Global Kıyas: Martı ve MicroStrategy Aynı Yolda mı?
Martı’nın Bitcoin yatırımı kararı, uluslararası kripto gündemini takip edenler için tanıdık bir stratejiyi çağrıştırıyor: MicroStrategy’nin 2020 yılında başlattığı ve sonrasında “kurumsal Bitcoin yatırımı”nın simgesi haline gelen yaklaşımı. Bugün adı “Strategy” olarak değişen bu ABD merkezli şirket, o tarihten itibaren bilançosunun büyük kısmını Bitcoin’e yönlendirerek global çapta bir örnek oluşturdu.

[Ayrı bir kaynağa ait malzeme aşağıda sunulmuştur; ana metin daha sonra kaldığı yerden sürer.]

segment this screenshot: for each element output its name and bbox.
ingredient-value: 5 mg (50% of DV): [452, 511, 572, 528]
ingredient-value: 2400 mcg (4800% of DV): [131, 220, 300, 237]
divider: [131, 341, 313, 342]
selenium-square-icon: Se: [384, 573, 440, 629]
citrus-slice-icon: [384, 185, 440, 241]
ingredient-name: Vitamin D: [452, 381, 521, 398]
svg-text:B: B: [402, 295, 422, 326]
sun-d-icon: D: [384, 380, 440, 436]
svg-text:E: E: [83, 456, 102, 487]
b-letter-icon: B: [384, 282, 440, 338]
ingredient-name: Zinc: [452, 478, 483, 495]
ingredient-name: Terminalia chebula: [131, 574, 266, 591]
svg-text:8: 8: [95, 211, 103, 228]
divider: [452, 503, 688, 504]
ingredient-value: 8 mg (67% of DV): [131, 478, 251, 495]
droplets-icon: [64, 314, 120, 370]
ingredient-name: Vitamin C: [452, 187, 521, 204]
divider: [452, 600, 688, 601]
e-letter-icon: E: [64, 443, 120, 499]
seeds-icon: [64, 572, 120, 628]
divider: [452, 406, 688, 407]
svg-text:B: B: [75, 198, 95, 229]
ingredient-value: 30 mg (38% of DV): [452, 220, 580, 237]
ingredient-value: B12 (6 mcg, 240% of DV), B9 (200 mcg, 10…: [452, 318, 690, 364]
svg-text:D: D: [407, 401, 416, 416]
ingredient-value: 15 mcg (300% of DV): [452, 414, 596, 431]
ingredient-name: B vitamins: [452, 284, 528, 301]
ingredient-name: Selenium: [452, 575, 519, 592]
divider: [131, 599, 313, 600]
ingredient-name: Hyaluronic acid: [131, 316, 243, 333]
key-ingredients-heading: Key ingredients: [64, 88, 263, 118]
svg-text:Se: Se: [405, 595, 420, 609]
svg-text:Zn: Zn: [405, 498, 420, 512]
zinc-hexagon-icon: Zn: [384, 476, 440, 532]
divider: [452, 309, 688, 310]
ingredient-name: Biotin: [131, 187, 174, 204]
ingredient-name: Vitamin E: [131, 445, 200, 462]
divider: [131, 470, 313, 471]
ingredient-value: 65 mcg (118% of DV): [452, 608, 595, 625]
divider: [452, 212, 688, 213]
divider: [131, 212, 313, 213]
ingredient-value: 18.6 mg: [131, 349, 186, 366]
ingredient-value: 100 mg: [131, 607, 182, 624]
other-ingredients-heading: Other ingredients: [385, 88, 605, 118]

Martı’nın attığı adım, benzer bir vizyonun yerli bir yansımaya dönüşmesi açısından önemli. Ancak bu iki şirket arasında yapısal farklar da bulunuyor. Strategy, bir yazılım ve veri analitiği firması olarak faaliyet gösterirken; Martı mobilite alanında, fiziksel altyapıya dayalı bir hizmet sunuyor. Ayrıca Strategy’nin yatırımları çok daha büyük hacimlere ulaşmışken, Martı temkinli ve kademeli bir büyüme hedefliyor.

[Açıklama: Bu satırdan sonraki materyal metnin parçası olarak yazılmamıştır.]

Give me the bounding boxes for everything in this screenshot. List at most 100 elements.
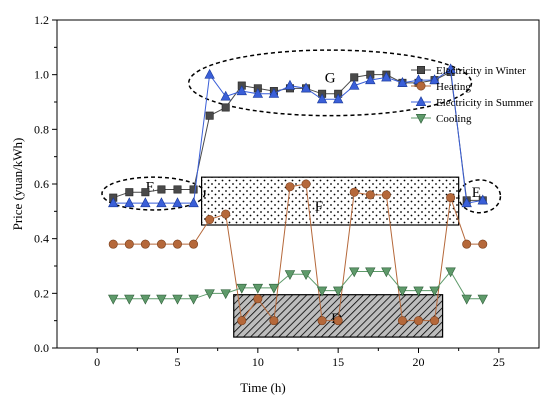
data-point	[365, 267, 376, 278]
data-point	[156, 294, 167, 305]
y-tick-label: 1.0	[34, 68, 49, 82]
legend-marker	[416, 81, 426, 91]
axes-layer: 0 5 10 15 20 25 0.0 0.2 0.4 0.6 0.8 1.0 1.2	[34, 13, 505, 369]
annotation-box-f	[201, 176, 460, 226]
data-point	[316, 286, 328, 297]
legend: Electricity in Winter Heating Electricity …	[411, 65, 533, 125]
legend-marker	[415, 96, 427, 106]
annotation-ellipse-e	[457, 179, 502, 214]
data-point	[236, 85, 247, 96]
data-point	[461, 197, 472, 208]
data-point	[478, 239, 488, 249]
data-point	[204, 289, 215, 300]
data-point	[349, 187, 359, 197]
data-point	[477, 194, 488, 205]
data-point	[397, 316, 407, 326]
data-point	[140, 239, 150, 249]
data-point	[301, 179, 311, 189]
y-axis-label: Price (yuan/kWh)	[10, 138, 25, 231]
data-point	[188, 294, 199, 305]
legend-label: Heating	[436, 81, 471, 93]
data-point	[397, 77, 408, 87]
data-point	[253, 294, 263, 304]
data-point	[317, 316, 327, 326]
annotation-label: G	[325, 70, 336, 86]
data-point	[333, 316, 343, 326]
annotation-layer: EEGFD	[101, 49, 502, 338]
annotation-ellipse-g	[187, 49, 473, 117]
data-point	[252, 87, 264, 98]
data-point	[157, 185, 166, 194]
series-1	[108, 179, 488, 326]
data-point	[284, 270, 296, 281]
data-point	[125, 188, 134, 197]
data-point	[108, 294, 119, 305]
data-point	[189, 239, 199, 249]
data-point	[349, 267, 360, 278]
data-point	[268, 283, 280, 294]
annotation-ellipse-e	[101, 176, 206, 211]
y-tick-label: 0.2	[34, 286, 49, 300]
x-tick-label: 25	[493, 355, 505, 369]
y-tick-label: 0.0	[34, 341, 49, 355]
data-point	[429, 286, 440, 297]
data-point	[365, 190, 375, 200]
data-point	[221, 209, 231, 219]
data-point	[429, 74, 440, 85]
data-point	[365, 74, 376, 85]
x-tick-label: 20	[413, 355, 425, 369]
legend-marker	[416, 66, 425, 75]
data-point	[446, 193, 456, 203]
data-point	[236, 283, 247, 294]
y-tick-label: 1.2	[34, 13, 49, 27]
data-point	[285, 182, 295, 192]
data-point	[397, 286, 408, 297]
data-point	[300, 82, 312, 93]
data-point	[173, 239, 183, 249]
series-3	[108, 267, 488, 305]
data-point	[220, 289, 231, 300]
data-point	[332, 93, 344, 104]
data-point	[140, 294, 151, 305]
legend-label: Electricity in Winter	[436, 65, 526, 77]
data-point	[381, 190, 391, 200]
annotation-label: F	[315, 199, 323, 215]
annotation-label: E	[146, 180, 155, 196]
data-point	[237, 316, 247, 326]
data-point	[381, 71, 392, 82]
data-point	[221, 103, 230, 112]
data-point	[173, 185, 182, 194]
data-point	[205, 215, 215, 225]
data-point	[269, 316, 279, 326]
data-point	[220, 90, 231, 101]
y-tick-label: 0.4	[34, 232, 49, 246]
data-point	[332, 286, 344, 297]
data-point	[462, 239, 472, 249]
data-point	[172, 294, 183, 305]
data-point	[205, 111, 214, 120]
data-point	[141, 188, 150, 197]
data-point	[349, 79, 360, 90]
data-point	[156, 197, 167, 208]
data-point	[381, 267, 392, 278]
data-point	[477, 294, 488, 305]
x-axis-label: Time (h)	[240, 380, 285, 395]
data-point	[156, 239, 166, 249]
data-point	[172, 197, 183, 208]
data-point	[124, 239, 134, 249]
data-point	[445, 63, 456, 74]
legend-label: Cooling	[436, 113, 472, 125]
annotation-label: E	[472, 185, 481, 201]
data-point	[108, 239, 118, 249]
data-point	[124, 294, 135, 305]
x-tick-label: 0	[94, 355, 100, 369]
x-tick-label: 5	[175, 355, 181, 369]
y-tick-label: 0.6	[34, 177, 49, 191]
data-point	[284, 79, 296, 90]
data-point	[413, 286, 424, 297]
data-point	[430, 316, 440, 326]
data-point	[140, 197, 151, 208]
data-point	[445, 267, 456, 278]
y-tick-label: 0.8	[34, 122, 49, 136]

Buna rağmen iki şirketin ortak noktası, geleneksel para yönetimi modellerine karşı bir alternatif üretme çabası. Her iki kurum da Bitcoin’i yalnızca spekülatif bir varlık olarak değil, finansal istikrar aracı ve değer koruyucu bir çözüm olarak görüyor. Bu açıdan bakıldığında Martı, Türkiye’den çıkan ve küresel eğilimlerle uyumlu hareket eden yeni nesil şirket anlayışının bir örneği olarak konumlanıyor.
Bu benzerlik, Martı’nın yalnızca yerel düzeyde değil, uluslararası alanda da dikkat çekmesini sağladı. Global kripto basını şirketin bu kararını yakından izlerken, bazı yorumcular Martı’yı “MicroStrategy’nin Anadolu versiyonu” olarak nitelendirdi. Her iki örnek de, kurumsal yapıların blokzincir teknolojisine nasıl entegre olabileceğine dair güçlü sinyaller veriyor.